Skin-to-skin contact with premature babies can ‘significantly enhance’ child interactive behaviours

Jody Coffey

premature

The findings suggest that premature babies tend to benefit the most from skin-to-skin contact immediately after birth.

Heartwarming findings

A study has found that there are several positive impacts for premature babies who are held close to a parent’s skin after birth.

The study, published by the Journal of American Medical Association, proposed that premature babies held directly against their mum or dad’s skin had better communication, social skills, and more positive interactions with their mothers at four months compared to those put in an incubator.

To gather results, researchers from Sweden studied 71 premature babies who were born between 28 and 33 weeks.

These preterm babies were split randomly into two separate groups.

One group received standard care in an incubator and the other group of babies were placed on their mother’s or father’s chest for the first six hours after their birth.
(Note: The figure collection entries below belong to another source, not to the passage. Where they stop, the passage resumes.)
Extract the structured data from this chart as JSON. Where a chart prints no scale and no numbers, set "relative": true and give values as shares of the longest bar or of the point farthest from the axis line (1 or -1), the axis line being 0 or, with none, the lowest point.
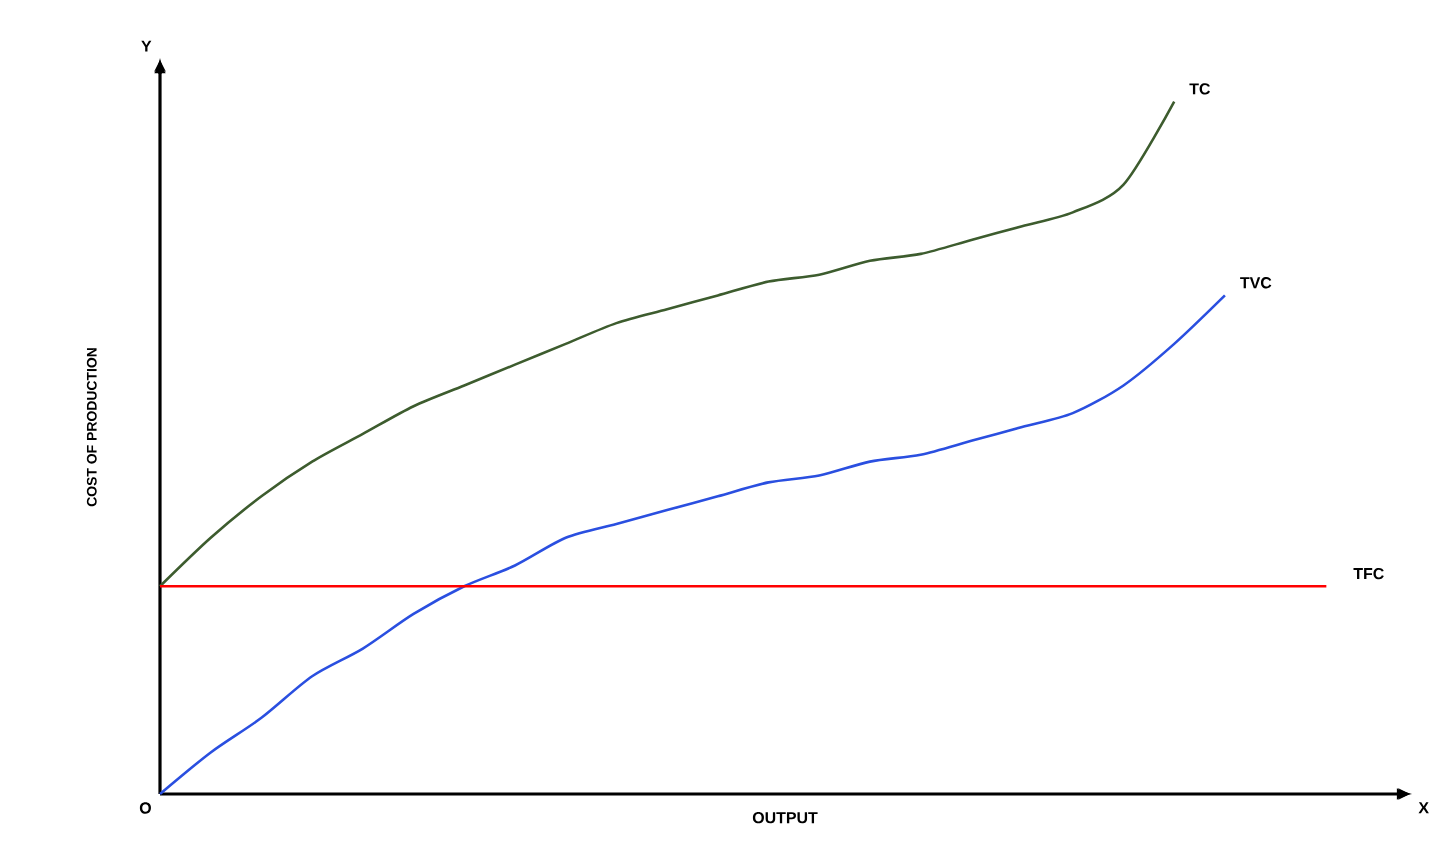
{
  "chart_data": {
    "type": "line",
    "relative": true,
    "xlabel": "OUTPUT",
    "ylabel": "COST OF PRODUCTION",
    "annotations": [
      "O",
      "Y",
      "X"
    ],
    "categories": [
      null,
      null,
      null,
      null,
      null,
      null,
      null,
      null,
      null,
      null,
      null,
      null,
      null,
      null,
      null,
      null,
      null,
      null,
      null,
      null,
      null,
      null,
      null,
      null
    ],
    "series": [
      {
        "name": "TC",
        "color": "#3d5c2e",
        "values": [
          0.3,
          0.37,
          0.43,
          0.48,
          0.52,
          0.56,
          0.59,
          0.62,
          0.65,
          0.68,
          0.7,
          0.72,
          0.74,
          0.75,
          0.77,
          0.78,
          0.8,
          0.82,
          0.84,
          0.88,
          1.0,
          null,
          null,
          null
        ]
      },
      {
        "name": "TVC",
        "color": "#2a4fe0",
        "values": [
          0,
          0.06,
          0.11,
          0.17,
          0.21,
          0.26,
          0.3,
          0.33,
          0.37,
          0.39,
          0.41,
          0.43,
          0.45,
          0.46,
          0.48,
          0.49,
          0.51,
          0.53,
          0.55,
          0.59,
          0.65,
          0.72,
          null,
          null
        ]
      },
      {
        "name": "TFC",
        "color": "#ff0000",
        "values": [
          0.3,
          0.3,
          0.3,
          0.3,
          0.3,
          0.3,
          0.3,
          0.3,
          0.3,
          0.3,
          0.3,
          0.3,
          0.3,
          0.3,
          0.3,
          0.3,
          0.3,
          0.3,
          0.3,
          0.3,
          0.3,
          0.3,
          0.3,
          0.3
        ]
      }
    ]
  }
}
“If we combine the immediate medical care of the very premature babies with a relatively simple intervention such as skin-to-skin contact, it has effects on the infant’s social skills,” Good Morning America reports Jonas Wibke, the senior lecturer and associate professor at Karolinska Institutet’s Department of Women’s and Children’s Health, said in a statement.

The findings support earlier data on the positive impacts of skin-to-skin contact and support recent guidelines from the World Health Organisation advising immediate skin-to-skin contact after birth.

This immediate skin-to-skin contact helps keep babies warm and calm, regulates their heart rate and breathing, helps with feeding and decreases infections.

These babies often face challenges later in life with social interaction as their nervous system is not fully developed.

To understand the impacts of skin-to-skin right after birth, social development was assessed by two separate psychologists at four months old by analysing video interaction between the infant and mother.

Researchers found that, on a five-point scale, babies with early skin-to-skin contact had an average score closer to four. This is in contrast to a score of three for babies cared for in an incubator.